SAN JOSE — A small software firm, using a high-tech guerrilla tactic to "repossess" its product from Revlon Inc. for non-payment, briefly crippled the cosmetic giant with a midnight phone call.
Logisticon Inc., of Santa Clara, Calif., shut down two of Revlon's four national distribution centers for three days, according to a lawsuit Revlon filed this week in Santa Clara County Superior Court.
"We didn't have any remedies left as a small company," said Donald Gallagher, president of Logisticon, which has annual sales of less than $20 million.
Revlon, the nation's largest manufacturer of mass market cosmetics, with annual sales of $3 billion, hired Logisticon last year to develop inventory control software for warehouses in Phoenix and Edison, N.J.
Revlon contended that the software never worked properly and on Oct. 9 notified Logisticon that it wanted to cancel its $1.2-million contract and would withhold further payments until the software worked.

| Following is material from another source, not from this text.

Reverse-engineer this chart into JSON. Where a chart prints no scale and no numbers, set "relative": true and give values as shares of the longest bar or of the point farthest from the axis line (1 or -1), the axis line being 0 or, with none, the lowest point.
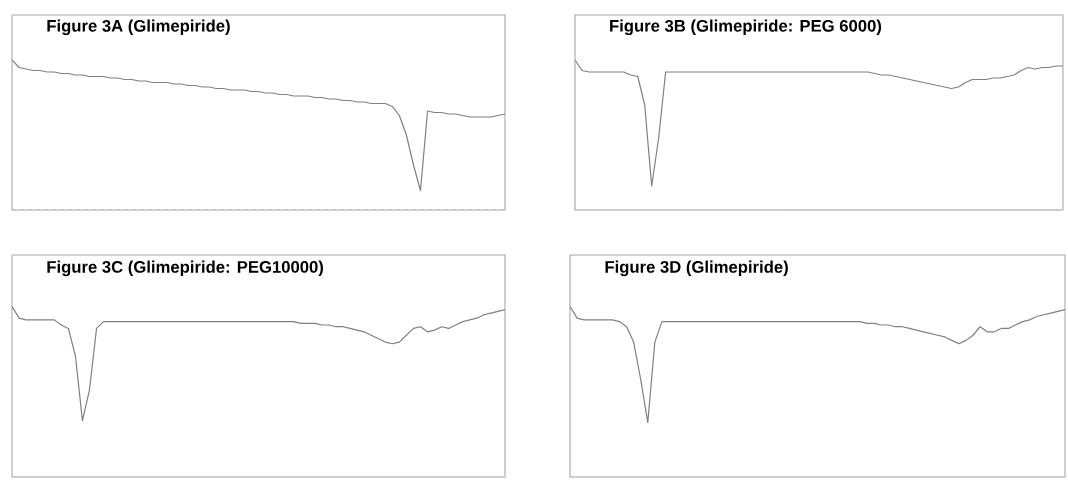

A week later, Logisticon took its own action in the middle of the night, using a phone link and computer access codes to disable all of its software in Revlon computers.
"During this period, Revlon could not process inventory or sales orders and was unable to identify and distribute products in the marketplace," Revlon said in its lawsuit. "Revlon's daily sales from its Edison and Phoenix distribution facilities, which are normally millions of dollars, were brought to a standstill."